The Internet has created an environment where customers have almost unlimited access to information relevant to any and all purchasing decisions, or what the Wall Street Journal recently dubbed the "Golden Age for consumers." How will this Golden Age affect retailers? How will it affect margins? What pricing strategies, other than offering lowest possible prices and accepting lowest possible margins, can retailers employ? Wharton’s Eric Clemons, Il-Horn Hann and Lorin Hitt set out to answer these and related questions, and thus whether the prices that retailers offered converged.

To determine whether prices in the electronic marketplace are, in fact, converging, the Wharton researchers examined the online travel agent industry–one of the fastest-growing segments in the online market. This industry has been in a ferment over price pressures, particularly since the launch of web sites that allow customers to perform their own searches or participate in auctions for unsold capacity. Still, the researchers found considerable price dispersion in the online travel industry, with ticket prices varying among online travel agents by as much as 25% for the same customer request. Given these results, the electronic market may not be very different from the traditional marketplace. If that is the case, web retailers need only understand the full range of the competitive strategies employed by their counterparts in traditional marketing, which will enable them to avoid pure price competition.

Traditional vendors have long used product differentiation strategies to avoid the effects of pure price competition. By customizing their products to appeal to the specific preferences of a particular customer base, vendors are able to segment the market, limit direct competition and charge a premium for their product. Differentiation can occur in a number of ways–through geographic location, range of products offered, or quality of products. The key is to offer something different or better, to create a niche.

According to the Wharton study, "The Nature of Competition in the Electronic Markets: An Empirical Investigation of Online Travel Agent Offerings," product differentiation is undoubtedly taking place on the Internet, at least in this segment of online industries. Although online travel agents are not creating new products, travelers have flight options and online travel agents often exploit heterogeneity in consumer travel preferences. The existence of alternatives allows the online travel agents to offer a different set of flights–based on timeliness, length of connections and number of connections–to different customers. Each of the five online travel agents in the study engages in product differentiation by targeting a specific type of traveler. For example, one online travel agent targets the business traveler for whom convenience is the top priority, offering expensive tickets with direct routes. Another online travel agent targets the price-conscious traveler, offering tickets at a lower cost but with more connections. Still other online travel agents cater to consumers who fall somewhere in between. By segmenting the market, the vendors ease direct competition and, therefore, can charge different prices.

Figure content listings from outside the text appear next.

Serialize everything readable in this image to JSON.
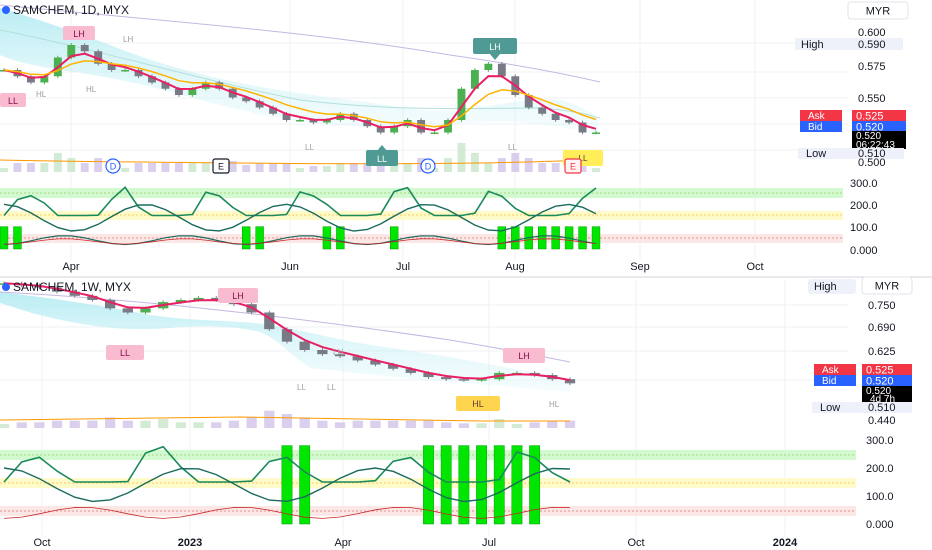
{
  "top": {
    "title": "SAMCHEM, 1D, MYX",
    "currency": "MYR",
    "price_axis": [
      "0.600",
      "0.575",
      "0.550",
      "0.500"
    ],
    "high": {
      "label": "High",
      "value": "0.590"
    },
    "ask": {
      "label": "Ask",
      "value": "0.525"
    },
    "bid": {
      "label": "Bid",
      "value": "0.520"
    },
    "last": {
      "value": "0.520",
      "countdown": "06:22:43"
    },
    "low": {
      "label": "Low",
      "value": "0.510"
    },
    "osc_axis": [
      "300.0",
      "200.0",
      "100.0",
      "0.000"
    ],
    "x_axis": [
      "Apr",
      "Jun",
      "Jul",
      "Aug",
      "Sep",
      "Oct"
    ],
    "markers": [
      "LH",
      "LL",
      "HL",
      "HL",
      "LH",
      "LL",
      "LH",
      "LL",
      "LL",
      "LL"
    ],
    "events": [
      "D",
      "E",
      "D",
      "E"
    ]
  },
  "bottom": {
    "title": "SAMCHEM, 1W, MYX",
    "currency": "MYR",
    "price_axis": [
      "0.750",
      "0.690",
      "0.625",
      "0.440"
    ],
    "high": {
      "label": "High",
      "value": "0.750"
    },
    "ask": {
      "label": "Ask",
      "value": "0.525"
    },
    "bid": {
      "label": "Bid",
      "value": "0.520"
    },
    "last": {
      "value": "0.520",
      "countdown": "4d 7h"
    },
    "low": {
      "label": "Low",
      "value": "0.510"
    },
    "osc_axis": [
      "300.0",
      "200.0",
      "100.0",
      "0.000"
    ],
    "x_axis": [
      "Oct",
      "2023",
      "Apr",
      "Jul",
      "Oct",
      "2024"
    ],
    "markers": [
      "LH",
      "LL",
      "LH",
      "LH",
      "HL",
      "LL",
      "LL",
      "HL"
    ]
  },
  "colors": {
    "up": "#4caf50",
    "down": "#787b86",
    "bull": "#00e600",
    "ema_fast": "#e91e63",
    "ema_mid": "#ffb300",
    "ema_slow": "#26a69a",
    "cloud": "#80deea",
    "osc1": "#1b8a5a",
    "osc2": "#1a6b5e",
    "ask": "#f23645",
    "bid": "#2962ff",
    "band_green": "#b9f6ca",
    "band_yellow": "#fff59d",
    "band_red": "#ffcdd2"
  },
  "chart_data": [
    {
      "type": "line",
      "title": "SAMCHEM, 1D, MYX",
      "x_ticks": [
        "Apr",
        "Jun",
        "Jul",
        "Aug",
        "Sep",
        "Oct"
      ],
      "ylim": [
        0.49,
        0.61
      ],
      "y_ticks": [
        0.6,
        0.575,
        0.55,
        0.5
      ],
      "series": [
        {
          "values": [
            0.57,
            0.565,
            0.56,
            0.565,
            0.58,
            0.59,
            0.585,
            0.575,
            0.57,
            0.57,
            0.565,
            0.56,
            0.555,
            0.55,
            0.555,
            0.56,
            0.555,
            0.548,
            0.545,
            0.54,
            0.535,
            0.53,
            0.53,
            0.528,
            0.53,
            0.535,
            0.53,
            0.525,
            0.52,
            0.525,
            0.53,
            0.52,
            0.52,
            0.53,
            0.555,
            0.57,
            0.575,
            0.565,
            0.55,
            0.54,
            0.535,
            0.53,
            0.528,
            0.52,
            0.52
          ]
        }
      ],
      "oscillator": {
        "ylim": [
          0,
          300
        ],
        "y_ticks": [
          300,
          200,
          100,
          0
        ]
      },
      "annotations": {
        "swing_markers": [
          "LH",
          "LL",
          "HL",
          "HL",
          "LH",
          "LL",
          "LH",
          "LL",
          "LL",
          "LL"
        ],
        "events": [
          "D",
          "E",
          "D",
          "E"
        ]
      }
    },
    {
      "type": "line",
      "title": "SAMCHEM, 1W, MYX",
      "x_ticks": [
        "Oct",
        "2023",
        "Apr",
        "Jul",
        "Oct",
        "2024"
      ],
      "ylim": [
        0.42,
        0.78
      ],
      "y_ticks": [
        0.75,
        0.69,
        0.625,
        0.44
      ],
      "series": [
        {
          "values": [
            0.76,
            0.755,
            0.75,
            0.74,
            0.73,
            0.72,
            0.7,
            0.69,
            0.7,
            0.715,
            0.72,
            0.725,
            0.72,
            0.71,
            0.69,
            0.65,
            0.62,
            0.6,
            0.59,
            0.585,
            0.575,
            0.565,
            0.555,
            0.545,
            0.535,
            0.53,
            0.528,
            0.53,
            0.545,
            0.545,
            0.54,
            0.53,
            0.52
          ]
        }
      ],
      "oscillator": {
        "ylim": [
          0,
          300
        ],
        "y_ticks": [
          300,
          200,
          100,
          0
        ]
      },
      "annotations": {
        "swing_markers": [
          "LH",
          "LL",
          "LH",
          "LH",
          "HL",
          "LL",
          "LL",
          "HL"
        ]
      }
    }
  ]
}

Even after controlling for ticket quality and other characteristics, however, prices (for the same customer request) still varied by approximately 20%, further contradicting the theory that prices will converge in the electronic market. A few factors could explain these discrepancies in ticket prices. First, although it is often argued that consumers’ search costs disappear on the Internet, they seem to have been replaced by other transaction costs. These costs include the time and effort it takes to sign up for an online travel agent, learn a new interface and enter flight preferences into multiple online travel agents. Consumers are faced with a trade-off between the potential savings and a known cost. Therefore, it is rare that a consumer will access the entire universe of market data available on the Internet, enabling vendors to charge different prices.

Second, inefficiencies in online travel agents’ search processes enable vendors to charge higher prices. Because the current search parameters are inflexible, online travel agents must make compromises on these parameters. Each online travel agent may make different compromises and, as a result, present different results for the same customer request.

Interestingly, the findings illustrate that no one search engine dominates all the others, nor is any engine clearly inferior. Certain online travel agents are better for a particular type of request while others perform better for another type of request. Because online travel agents often know that their parameters are inferior with respect to some requests, in some cases an online travel agent will exploit transaction costs to sell more of the dominated tickets. And as long as search or transaction costs remain above zero, online travel agents can continue to charge different prices and, more importantly, be able to continue operating with inferior engines.

In addition to the other barriers to perfect price competition, online travel agents have used the design of their interface to price discriminate against certain customers. For example, an online travel agent may couple a very complex interface with lower ticket prices on the theory that people who are computer adept are more likely to search other online travel agent sites to find the best bargain. Or, an online travel agent may have a very user-friendly interface and offer only high-priced tickets, assuming that these users might not have the time or capability to search for a lower price.

While competition in electronic markets is intense, barriers to perfect competition still exist. And several strategies are available to retailers on the Web, including product differentiation, which afford them the opportunity to charge a premium for their product. Contrary to popular theory, information asymmetry persists even in the electronic marketplace due to inefficiencies in the search process and the transaction costs involved in a full search. While consumers are enjoying a Golden Age of sorts, profits are not necessarily about to disappear, at least not for savvy retailers.